Truth squeezed his hand. She knew what he wanted, and it would have been easy to agree without thinking, but she was determined this time to make the
right
choice, not just the logical one. She was stronger now, her head clear—she could ask Thorne to lead her out of here, call the police as she'd originally planned, stop the ritual and stop Pilgrim.
But Thorne was right about the lawyers. And while it was true that she could accuse Pilgrim of murder …
which
time had he been lying about Michael and Ellis's fates? If she did accuse him of their murder, and they turned up alive and well … Truth shuddered at the thought of the media circus
that
would be.
And Thorne Blackburn was still wanted for murder, a crime for which there was no statute of limitations. There would be no way to keep him out of this, no matter what,
and in the frenzy surrounding Thorne's reappearance, any case against Pilgrim could simply disappear.
But suppose she and Thorne stopped Pilgrim's ritual first? If anything she'd been told was true, closing the Gate should shut down the paranormal activity at Shadow's Gate, just as she'd hoped. And then Pilgrim would not have the Circle's power to draw on—or the house's.
A month ago she would have called this line of thinking deluded raving—but she'd seen the members of the Circle, gray and drained, while Pilgrim bubbled with unwholesome vitality. She'd felt the power they raised, with the paranormal locus of Shadow's Gate to draw on.
Stop the ritual. Close the Gate. Seal the seeping psychic wound that tainted everything here, then settle the mundane matters.
That was the right thing to do.
“If I go along with you,” Truth said, “you won't hurt anyone, will you?”

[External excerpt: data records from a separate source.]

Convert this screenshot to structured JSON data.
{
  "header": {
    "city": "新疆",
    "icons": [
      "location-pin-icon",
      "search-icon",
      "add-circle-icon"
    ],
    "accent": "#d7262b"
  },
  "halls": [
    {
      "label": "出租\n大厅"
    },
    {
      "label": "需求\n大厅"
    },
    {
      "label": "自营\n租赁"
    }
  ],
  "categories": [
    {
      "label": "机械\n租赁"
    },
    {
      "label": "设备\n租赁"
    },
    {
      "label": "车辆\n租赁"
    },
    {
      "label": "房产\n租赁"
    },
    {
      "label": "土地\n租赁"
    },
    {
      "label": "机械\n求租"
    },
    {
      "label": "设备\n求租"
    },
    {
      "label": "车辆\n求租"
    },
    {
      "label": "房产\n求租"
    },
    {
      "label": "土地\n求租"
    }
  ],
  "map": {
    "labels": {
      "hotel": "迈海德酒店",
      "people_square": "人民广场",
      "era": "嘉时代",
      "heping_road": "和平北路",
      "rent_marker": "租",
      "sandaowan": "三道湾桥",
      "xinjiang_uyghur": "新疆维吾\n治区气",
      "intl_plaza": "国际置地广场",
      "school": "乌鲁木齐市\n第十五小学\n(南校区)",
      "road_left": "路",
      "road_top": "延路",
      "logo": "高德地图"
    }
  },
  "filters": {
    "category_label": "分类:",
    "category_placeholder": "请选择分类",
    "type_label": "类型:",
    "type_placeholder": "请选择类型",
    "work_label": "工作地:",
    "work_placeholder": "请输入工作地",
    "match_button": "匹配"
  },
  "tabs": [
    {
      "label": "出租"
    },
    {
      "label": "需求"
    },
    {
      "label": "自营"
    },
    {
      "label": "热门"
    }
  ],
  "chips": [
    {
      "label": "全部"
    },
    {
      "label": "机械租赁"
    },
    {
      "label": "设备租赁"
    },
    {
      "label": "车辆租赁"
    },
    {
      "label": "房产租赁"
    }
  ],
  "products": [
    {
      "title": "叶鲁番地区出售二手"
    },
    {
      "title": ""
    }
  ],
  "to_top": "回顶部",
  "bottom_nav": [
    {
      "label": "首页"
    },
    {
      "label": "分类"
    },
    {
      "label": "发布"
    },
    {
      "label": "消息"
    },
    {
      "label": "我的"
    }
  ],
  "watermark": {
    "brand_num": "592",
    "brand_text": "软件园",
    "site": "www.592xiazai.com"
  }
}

Thorne grimaced. “I won't kill Pilgrim, if that's what you're hinting at—I've never killed anyone and I'm too old to start now. But I think I can get Irene to slip him a mickey, and failing that, I can always hit him over the head.” He smiled. “I think he at least deserves a headache.”
“So do I,” Truth said darkly, rubbing her own throbbing temples. “Okay, what do you want me to do?”
 
Thorne stayed with her a while longer. They talked of inconsequential things—books and movies, daily life at Taghkanic College. Truth found that Thorne's knowledge of popular culture stopped short in 1969—well, if he'd been living a fugitive's existence all these years, that was only to be expected. But toward the end he looked more and more uneasy, and finally admitted he ought to leave.
“There's not much I can do to pull the wool over their
eyes if they walk in and catch me here,” Thorne said apologetically.
“Go on, then. I'm not afraid of the dark.”
“Oh, I'll leave you the lantern and the rest of the stuff. Let them explain
that
as a ‘conflation of mystic energies,'” Thorne snorted. He stood to go.
Truth stood, too, and hugged him. He was only a few inches taller than she was, and what had once been the slenderness of youth was now the painful thinness of undernourished age.